Australia: Asylum seekers reflect Papua turmoil

Immigration authorities in Australia said they expected to decide in March on the fate of 43 asylum seekers from the Indonesian province of West Papua. The group reached a remote beach in Queensland, northern Australia, on January 18 after a week at sea in a 25-meter dugout canoe. The 43, including independence activists, said they would be in danger from the Indonesian military if Australia sent them back to Papua.

The advocacy group Aceh Papua Maluku Human Rights Online (AHRO, www.ahro.info) urged a worldwide appeal to Australian officials on behalf of the asylum seekers. AHRO maintains that Indonesia has occupied West Papua since 1969 when 1,022 electors, handpicked by Indonesia from a population of about one million, voted to unite with its large neighbor.

Since that time the Indonesian military has fought a persistent independence movement in West Papua. AHRO says Indonesian forces have used torture and murder and have strafed and bombed villages in an effort to stamp out the movement, killing an estimated 100,000 Papuans.

A Special Autonomy Law took effect in West Papua four years ago, but critics say living conditions have not improved. AHRO says HIV/AIDS is spreading, prohibitive school fees prevent Papuans from sending their children for an education, and many schools stand empty because the teachers have not been paid. In addition, large amounts of special autonomy funds have reportedly been used to finance military operations, and AHRO says migrants from elsewhere in Indonesia “are arriving in West Papua on a daily basis and have virtually taken control of the commercial sector.”

The 43 Papuans crossed 425 kilometers (264 miles) of open sea to become only the third boatload of asylum seekers to reach the Australian mainland in four years. (Asylum seekers must reach the mainland to claim refugee status since the federal government excised Australia’s northern islands from the immigration zone.)

Tensions had risen in West Papua with the recent deployment of 10,000 Indonesian troops from Aceh Province. In addition, 12 Papuan nationalists had been arrested, provoking widespread protests; four were subsequently released.

One of the 43, Papuan student resistance leader Herman Wainggai, appealed to the Australian public for protection.

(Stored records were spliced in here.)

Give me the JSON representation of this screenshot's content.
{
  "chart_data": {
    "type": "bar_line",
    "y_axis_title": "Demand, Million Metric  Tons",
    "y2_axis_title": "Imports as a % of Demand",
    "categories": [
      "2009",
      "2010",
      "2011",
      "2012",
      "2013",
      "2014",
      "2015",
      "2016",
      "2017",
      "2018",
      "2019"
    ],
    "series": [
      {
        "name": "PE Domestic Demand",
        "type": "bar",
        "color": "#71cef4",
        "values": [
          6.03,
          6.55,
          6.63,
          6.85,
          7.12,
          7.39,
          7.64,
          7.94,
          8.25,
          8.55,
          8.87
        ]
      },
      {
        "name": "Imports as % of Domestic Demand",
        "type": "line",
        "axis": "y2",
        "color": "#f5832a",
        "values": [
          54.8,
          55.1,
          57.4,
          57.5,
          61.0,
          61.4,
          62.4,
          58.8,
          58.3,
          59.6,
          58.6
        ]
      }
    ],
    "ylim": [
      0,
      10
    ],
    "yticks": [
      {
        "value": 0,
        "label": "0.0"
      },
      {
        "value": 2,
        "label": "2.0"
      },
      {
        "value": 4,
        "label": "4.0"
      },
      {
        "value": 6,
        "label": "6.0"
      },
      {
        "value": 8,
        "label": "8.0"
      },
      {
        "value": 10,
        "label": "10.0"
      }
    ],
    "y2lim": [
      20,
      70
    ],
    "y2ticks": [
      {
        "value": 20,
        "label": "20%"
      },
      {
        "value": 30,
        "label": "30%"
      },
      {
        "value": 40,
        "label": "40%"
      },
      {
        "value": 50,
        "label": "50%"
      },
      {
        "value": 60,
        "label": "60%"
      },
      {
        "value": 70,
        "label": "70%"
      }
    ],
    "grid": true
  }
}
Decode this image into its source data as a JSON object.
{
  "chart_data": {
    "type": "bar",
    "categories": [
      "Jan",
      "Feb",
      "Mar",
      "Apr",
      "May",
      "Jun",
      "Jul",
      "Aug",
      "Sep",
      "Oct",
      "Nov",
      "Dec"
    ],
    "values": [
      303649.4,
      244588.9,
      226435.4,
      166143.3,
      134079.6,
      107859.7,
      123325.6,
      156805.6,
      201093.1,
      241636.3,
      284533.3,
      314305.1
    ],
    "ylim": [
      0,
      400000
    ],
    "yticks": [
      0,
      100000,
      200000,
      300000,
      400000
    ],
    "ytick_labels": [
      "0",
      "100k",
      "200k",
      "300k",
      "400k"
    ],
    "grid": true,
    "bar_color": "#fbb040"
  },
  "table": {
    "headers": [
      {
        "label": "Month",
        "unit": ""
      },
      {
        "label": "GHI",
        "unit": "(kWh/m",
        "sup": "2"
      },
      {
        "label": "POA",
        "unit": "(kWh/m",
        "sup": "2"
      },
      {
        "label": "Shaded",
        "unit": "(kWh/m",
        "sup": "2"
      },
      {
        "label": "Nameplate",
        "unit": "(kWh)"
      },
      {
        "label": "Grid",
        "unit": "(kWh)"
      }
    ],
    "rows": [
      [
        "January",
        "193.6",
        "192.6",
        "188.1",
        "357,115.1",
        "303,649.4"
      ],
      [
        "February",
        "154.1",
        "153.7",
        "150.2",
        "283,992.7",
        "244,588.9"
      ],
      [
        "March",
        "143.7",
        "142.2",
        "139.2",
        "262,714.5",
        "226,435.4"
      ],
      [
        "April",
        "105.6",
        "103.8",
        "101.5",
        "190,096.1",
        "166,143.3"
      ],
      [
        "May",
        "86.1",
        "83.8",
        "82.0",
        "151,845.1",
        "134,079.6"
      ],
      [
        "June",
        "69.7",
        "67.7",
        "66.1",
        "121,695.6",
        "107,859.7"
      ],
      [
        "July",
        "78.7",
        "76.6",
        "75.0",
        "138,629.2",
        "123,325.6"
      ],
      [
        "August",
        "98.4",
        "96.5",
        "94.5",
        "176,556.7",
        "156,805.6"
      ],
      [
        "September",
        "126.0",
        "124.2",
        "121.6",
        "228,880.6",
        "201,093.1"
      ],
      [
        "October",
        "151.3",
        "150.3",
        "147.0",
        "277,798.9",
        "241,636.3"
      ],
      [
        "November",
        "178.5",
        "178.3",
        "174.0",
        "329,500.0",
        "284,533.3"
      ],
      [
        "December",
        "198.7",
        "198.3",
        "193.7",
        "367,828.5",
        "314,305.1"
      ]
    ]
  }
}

He spoke in a video he had secretly recorded on Christmas Island, the remote Australian territory in the Indian Ocean where the asylum seekers were being housed. He said the group feared to return to West Papua because Indonesian authorities there represented “a killer government … a terrorist government.” Nick Chesterfield of the Australian West Papua Association agreed, saying if the activists were returned to West Papua, “[t]he Indonesian military would not hesitate to kill them.”

Indonesia, however, says the 43 should not worry about being sent back. Indonesian President Susilo Bambang Yudhoyono has guaranteed the group’s safety if they would return, and Ambassador Teuku Mohammad Hamzah Thayeb says the Papuans have nothing to fear from Indonesian authorities. The ambassador also warned that relations between the two countries could be “strained” if the Howard government granted political asylum to the Papuans.

However, Australian Greens Senator Kerry Nettle said the ambassador’s assurances “are not credible. The escalating repression of the independence movement and generalized suppression of the people of West Papua is well documented.”

The question of asylum is a sensitive one. Australia is negotiating a security treaty with Indonesia that calls on Australia to pledge not to interfere in Indonesia’s “territorial integrity.” Granting asylum to the 43 West Papuans might be seen as an admission by the Australian government that they could be persecuted if they returned home.

Nonetheless, Nettle said, “I had the opportunity to ask our Department of Immigration … when they thought they would have a decision on the 43 asylum seekers from West Papua, and they said they were expecting to have a decision sometime in March, so we are obviously hoping that that will be sooner rather than later and that the decision will be positive.”